Le village où j’habitais était construit de petites fermes et de maisons de bois espacées les unes des autres par des champs de millet. Au dessus du village, je pouvais voir en sortant la colline escarpée sur laquelle se tenait la demeure du seigneur du clan: plusieurs étages de bois blanc, de poutres, de toits de tuiles et de panneaux de papiers posés sur un socle de pierre grise. Le château m’impressionnait toujours lorsque je le voyais; un jour, lors de la fête de Yangoun, le Dieu Rieur, j’avais pu gravir le chemin de pierre en lacet qui montait jusqu’au portes de bois noir. De là-haut, le regard dominait toute la vallée: au Nord, les cascades blanches des montagnes dévalaient les pentes boisées comme des fils d’argent et bondissaient sur les escarpements sombres, enfin elles se regroupaient dans un torrent violent qui contournait le village et les champs par l’Ouest puis tournait à l’Est au Sud du hameau.

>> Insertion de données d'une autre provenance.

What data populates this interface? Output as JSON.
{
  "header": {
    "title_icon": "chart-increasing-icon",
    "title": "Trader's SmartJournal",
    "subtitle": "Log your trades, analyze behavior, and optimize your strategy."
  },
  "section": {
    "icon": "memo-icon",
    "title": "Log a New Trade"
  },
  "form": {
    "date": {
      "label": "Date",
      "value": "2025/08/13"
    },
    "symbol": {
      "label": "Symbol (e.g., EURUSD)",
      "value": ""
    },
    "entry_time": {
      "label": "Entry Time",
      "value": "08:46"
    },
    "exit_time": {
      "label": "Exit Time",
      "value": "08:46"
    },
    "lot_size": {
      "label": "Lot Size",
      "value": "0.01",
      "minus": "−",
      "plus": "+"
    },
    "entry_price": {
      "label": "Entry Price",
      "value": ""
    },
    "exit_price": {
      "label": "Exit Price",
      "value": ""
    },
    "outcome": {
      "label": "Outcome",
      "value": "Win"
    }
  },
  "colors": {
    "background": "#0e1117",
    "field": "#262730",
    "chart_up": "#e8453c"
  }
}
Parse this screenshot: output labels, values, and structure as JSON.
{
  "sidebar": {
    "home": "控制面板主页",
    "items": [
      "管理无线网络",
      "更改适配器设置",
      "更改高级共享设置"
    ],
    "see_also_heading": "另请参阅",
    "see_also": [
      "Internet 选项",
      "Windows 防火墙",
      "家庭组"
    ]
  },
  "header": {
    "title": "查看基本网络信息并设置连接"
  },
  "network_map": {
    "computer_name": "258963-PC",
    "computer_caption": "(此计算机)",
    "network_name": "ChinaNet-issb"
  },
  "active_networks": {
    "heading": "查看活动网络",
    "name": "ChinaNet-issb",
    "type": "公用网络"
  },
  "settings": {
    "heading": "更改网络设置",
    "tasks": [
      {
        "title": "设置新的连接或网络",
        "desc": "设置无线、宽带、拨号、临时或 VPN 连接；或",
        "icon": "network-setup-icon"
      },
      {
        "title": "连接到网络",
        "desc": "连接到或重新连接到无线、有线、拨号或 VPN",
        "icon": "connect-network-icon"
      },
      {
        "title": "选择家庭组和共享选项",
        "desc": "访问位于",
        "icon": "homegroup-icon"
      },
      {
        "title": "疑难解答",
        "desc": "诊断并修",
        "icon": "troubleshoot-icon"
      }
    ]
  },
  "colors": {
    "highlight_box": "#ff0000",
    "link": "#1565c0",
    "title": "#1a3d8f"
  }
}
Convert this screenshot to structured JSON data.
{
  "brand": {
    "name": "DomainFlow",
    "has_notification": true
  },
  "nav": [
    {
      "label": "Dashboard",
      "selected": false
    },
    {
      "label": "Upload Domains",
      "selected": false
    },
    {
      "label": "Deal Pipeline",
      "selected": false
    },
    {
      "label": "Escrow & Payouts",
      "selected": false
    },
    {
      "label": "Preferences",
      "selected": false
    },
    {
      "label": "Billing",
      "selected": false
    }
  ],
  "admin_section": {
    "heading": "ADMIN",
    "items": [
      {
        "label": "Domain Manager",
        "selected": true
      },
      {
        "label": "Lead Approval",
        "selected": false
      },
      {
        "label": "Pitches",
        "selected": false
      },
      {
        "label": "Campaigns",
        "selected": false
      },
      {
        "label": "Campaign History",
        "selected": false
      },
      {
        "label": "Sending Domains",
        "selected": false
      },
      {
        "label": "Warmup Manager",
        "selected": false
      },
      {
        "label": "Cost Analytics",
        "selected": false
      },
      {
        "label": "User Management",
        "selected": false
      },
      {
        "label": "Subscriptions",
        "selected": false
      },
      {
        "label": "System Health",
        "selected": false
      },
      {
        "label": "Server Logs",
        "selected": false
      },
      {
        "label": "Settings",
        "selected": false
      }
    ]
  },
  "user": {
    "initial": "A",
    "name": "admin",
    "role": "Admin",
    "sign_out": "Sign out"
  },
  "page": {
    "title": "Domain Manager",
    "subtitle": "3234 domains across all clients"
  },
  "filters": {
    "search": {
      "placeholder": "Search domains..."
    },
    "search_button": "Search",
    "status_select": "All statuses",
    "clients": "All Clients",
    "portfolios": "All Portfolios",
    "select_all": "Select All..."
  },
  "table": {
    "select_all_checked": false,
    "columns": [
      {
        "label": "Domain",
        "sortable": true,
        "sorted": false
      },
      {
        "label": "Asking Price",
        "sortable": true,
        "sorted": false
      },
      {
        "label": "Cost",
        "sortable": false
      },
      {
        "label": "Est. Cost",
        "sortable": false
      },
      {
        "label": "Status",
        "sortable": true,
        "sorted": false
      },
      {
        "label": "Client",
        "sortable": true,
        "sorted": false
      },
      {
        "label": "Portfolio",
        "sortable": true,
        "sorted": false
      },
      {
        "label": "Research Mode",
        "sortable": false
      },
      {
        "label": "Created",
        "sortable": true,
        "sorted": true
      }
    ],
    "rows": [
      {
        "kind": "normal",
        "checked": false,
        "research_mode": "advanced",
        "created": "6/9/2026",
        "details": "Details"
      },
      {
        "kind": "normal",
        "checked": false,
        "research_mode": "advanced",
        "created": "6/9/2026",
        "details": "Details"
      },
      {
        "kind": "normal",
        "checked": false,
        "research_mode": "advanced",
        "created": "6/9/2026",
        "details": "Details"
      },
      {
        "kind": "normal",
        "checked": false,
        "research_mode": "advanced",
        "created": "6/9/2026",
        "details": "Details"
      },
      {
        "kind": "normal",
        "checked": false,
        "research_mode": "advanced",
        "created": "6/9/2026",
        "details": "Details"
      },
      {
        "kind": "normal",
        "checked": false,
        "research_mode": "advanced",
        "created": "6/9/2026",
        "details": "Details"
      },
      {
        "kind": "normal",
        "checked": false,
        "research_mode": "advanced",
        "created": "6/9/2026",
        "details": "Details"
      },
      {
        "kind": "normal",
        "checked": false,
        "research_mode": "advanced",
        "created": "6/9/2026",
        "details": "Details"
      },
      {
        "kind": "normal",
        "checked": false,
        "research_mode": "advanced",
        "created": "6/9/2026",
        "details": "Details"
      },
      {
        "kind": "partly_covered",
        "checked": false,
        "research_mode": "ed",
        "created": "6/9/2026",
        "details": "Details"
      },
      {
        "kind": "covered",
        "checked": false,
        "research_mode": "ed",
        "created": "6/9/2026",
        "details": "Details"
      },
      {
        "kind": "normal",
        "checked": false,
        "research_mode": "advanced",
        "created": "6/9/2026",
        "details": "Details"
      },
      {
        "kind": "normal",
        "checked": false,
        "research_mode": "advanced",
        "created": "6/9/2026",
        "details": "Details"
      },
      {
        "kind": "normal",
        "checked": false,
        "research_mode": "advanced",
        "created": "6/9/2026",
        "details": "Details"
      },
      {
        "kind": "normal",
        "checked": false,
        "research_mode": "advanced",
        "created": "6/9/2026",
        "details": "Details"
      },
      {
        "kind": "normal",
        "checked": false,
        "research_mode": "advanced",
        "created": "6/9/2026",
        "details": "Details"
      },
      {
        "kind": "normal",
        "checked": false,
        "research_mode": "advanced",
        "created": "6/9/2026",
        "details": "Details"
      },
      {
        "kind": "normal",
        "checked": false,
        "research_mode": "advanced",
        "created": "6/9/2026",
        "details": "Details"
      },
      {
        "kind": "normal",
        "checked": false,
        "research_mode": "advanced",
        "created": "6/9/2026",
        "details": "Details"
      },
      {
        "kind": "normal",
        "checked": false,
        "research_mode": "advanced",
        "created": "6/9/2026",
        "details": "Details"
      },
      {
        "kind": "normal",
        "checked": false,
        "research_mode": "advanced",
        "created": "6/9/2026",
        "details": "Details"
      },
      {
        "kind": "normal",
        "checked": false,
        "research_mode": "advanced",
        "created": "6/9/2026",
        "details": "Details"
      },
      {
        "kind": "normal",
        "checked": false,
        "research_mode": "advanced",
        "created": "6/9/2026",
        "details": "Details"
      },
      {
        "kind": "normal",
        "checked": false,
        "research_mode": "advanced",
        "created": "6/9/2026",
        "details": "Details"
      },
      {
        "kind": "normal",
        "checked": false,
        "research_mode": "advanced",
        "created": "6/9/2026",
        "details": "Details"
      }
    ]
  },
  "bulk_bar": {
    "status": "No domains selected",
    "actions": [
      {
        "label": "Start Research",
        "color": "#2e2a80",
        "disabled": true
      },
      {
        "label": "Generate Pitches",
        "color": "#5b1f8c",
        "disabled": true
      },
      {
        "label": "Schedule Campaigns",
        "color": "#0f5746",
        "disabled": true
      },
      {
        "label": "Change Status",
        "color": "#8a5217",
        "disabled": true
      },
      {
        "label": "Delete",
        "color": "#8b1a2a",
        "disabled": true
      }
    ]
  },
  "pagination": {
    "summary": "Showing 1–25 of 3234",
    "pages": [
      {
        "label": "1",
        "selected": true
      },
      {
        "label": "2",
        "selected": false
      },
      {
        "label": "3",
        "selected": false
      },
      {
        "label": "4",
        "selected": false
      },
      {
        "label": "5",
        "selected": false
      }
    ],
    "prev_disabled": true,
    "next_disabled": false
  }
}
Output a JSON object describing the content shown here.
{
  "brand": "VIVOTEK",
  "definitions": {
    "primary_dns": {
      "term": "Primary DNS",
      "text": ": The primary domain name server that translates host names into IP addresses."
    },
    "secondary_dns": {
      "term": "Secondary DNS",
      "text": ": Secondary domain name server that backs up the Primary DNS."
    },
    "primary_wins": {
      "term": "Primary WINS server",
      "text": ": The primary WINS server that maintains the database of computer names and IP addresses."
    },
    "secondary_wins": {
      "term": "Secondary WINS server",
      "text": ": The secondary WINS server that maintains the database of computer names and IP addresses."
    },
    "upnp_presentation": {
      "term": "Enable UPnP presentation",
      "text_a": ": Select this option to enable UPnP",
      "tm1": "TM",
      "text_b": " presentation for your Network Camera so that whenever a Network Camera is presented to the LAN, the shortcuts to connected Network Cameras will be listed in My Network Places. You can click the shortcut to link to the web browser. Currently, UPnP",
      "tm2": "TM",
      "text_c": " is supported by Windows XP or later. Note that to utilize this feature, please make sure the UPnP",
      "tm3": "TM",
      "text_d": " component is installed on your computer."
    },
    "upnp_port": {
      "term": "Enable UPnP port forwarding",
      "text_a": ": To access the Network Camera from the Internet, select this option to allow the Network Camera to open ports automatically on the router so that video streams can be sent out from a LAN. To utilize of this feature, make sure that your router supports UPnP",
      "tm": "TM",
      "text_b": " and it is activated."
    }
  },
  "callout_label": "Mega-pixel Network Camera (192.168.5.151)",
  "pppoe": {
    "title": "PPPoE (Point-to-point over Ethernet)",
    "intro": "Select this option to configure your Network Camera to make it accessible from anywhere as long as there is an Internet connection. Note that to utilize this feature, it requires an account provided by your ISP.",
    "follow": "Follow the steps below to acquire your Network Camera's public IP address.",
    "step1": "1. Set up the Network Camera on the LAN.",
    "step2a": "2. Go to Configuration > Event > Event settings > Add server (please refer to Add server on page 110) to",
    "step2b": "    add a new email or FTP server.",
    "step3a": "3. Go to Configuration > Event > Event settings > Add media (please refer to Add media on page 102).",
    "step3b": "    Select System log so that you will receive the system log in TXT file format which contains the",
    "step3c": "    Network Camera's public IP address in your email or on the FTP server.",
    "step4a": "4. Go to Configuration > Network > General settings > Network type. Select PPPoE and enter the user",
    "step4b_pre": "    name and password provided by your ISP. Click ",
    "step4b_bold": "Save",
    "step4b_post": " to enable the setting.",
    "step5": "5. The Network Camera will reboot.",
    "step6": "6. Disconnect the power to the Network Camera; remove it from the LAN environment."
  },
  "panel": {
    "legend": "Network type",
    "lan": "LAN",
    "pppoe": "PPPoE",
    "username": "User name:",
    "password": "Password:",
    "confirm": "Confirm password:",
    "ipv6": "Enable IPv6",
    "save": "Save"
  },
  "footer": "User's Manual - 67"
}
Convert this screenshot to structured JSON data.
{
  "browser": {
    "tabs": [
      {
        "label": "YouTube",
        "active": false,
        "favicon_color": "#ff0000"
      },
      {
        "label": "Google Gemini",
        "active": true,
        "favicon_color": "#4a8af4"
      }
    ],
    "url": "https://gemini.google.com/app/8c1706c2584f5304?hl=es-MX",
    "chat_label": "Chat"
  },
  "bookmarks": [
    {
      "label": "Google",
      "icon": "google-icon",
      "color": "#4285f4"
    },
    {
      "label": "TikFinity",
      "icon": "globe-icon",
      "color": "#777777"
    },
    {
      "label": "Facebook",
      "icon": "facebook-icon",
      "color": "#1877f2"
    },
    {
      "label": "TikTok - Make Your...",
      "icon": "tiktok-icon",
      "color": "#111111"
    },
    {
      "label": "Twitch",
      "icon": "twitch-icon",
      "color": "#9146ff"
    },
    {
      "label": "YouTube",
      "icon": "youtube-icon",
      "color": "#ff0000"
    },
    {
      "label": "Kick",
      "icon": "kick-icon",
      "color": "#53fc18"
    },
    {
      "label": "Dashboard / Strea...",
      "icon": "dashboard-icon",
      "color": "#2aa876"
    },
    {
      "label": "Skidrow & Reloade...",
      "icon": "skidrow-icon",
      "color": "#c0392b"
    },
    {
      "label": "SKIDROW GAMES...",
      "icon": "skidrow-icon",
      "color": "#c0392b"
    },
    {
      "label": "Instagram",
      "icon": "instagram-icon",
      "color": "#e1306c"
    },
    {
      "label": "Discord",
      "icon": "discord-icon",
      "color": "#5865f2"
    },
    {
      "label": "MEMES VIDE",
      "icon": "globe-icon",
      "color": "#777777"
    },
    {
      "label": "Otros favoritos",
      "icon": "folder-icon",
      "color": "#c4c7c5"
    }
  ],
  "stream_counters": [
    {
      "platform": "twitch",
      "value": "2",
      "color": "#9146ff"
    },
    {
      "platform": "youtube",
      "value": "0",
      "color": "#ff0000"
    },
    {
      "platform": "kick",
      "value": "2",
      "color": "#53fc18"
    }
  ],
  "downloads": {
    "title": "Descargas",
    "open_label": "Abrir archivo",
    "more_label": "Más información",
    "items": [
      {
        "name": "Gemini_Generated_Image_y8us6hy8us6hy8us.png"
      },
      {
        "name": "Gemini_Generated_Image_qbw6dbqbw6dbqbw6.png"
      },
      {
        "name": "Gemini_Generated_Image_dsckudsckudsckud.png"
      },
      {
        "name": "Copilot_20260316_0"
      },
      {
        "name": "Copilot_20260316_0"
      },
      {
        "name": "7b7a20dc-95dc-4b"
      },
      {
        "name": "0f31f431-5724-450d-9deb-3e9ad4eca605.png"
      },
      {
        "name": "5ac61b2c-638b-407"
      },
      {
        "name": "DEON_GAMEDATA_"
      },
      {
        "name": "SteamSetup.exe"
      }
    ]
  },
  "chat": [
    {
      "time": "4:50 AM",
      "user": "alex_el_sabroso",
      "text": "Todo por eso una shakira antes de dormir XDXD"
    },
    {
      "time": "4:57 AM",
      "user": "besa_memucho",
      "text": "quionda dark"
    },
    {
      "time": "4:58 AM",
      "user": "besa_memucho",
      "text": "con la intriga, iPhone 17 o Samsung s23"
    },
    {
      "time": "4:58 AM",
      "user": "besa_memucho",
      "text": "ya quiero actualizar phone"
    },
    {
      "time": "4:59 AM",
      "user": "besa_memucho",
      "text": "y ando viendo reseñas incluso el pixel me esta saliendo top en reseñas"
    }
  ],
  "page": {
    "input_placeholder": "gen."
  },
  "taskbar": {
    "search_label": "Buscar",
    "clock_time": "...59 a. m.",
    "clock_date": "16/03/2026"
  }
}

C’était l’été, la chaleur du jour était tombée avec la nuit et une brise tiède et humide soufflait des montagnes, rendant ma peau moite. Ma mère triait des fruits et les mettait à sécher pour l’hiver, l’odeur de fumée du feu parvenait encore à mes narines lorsque je quittai le village en me dirigeant vers le grondement sourd du torrent. Je quittais les lumières jaunes du village, et plongeait dans l’obscurité de la nuit seulement contestée par la lueur pâle de Yakima, la plus grande des Jumelles.


Je comptais dire mes adieux à mon père lorsqu’il passerait le pont de pierre qui enjambait le fleuve en aval: en prenant le chemin des pêcheurs qui longeait les eaux bruyantes du torrent, j’arriverais avant eux qui prenaient la route contournant les dépressions humides où les moustiques pullulaient.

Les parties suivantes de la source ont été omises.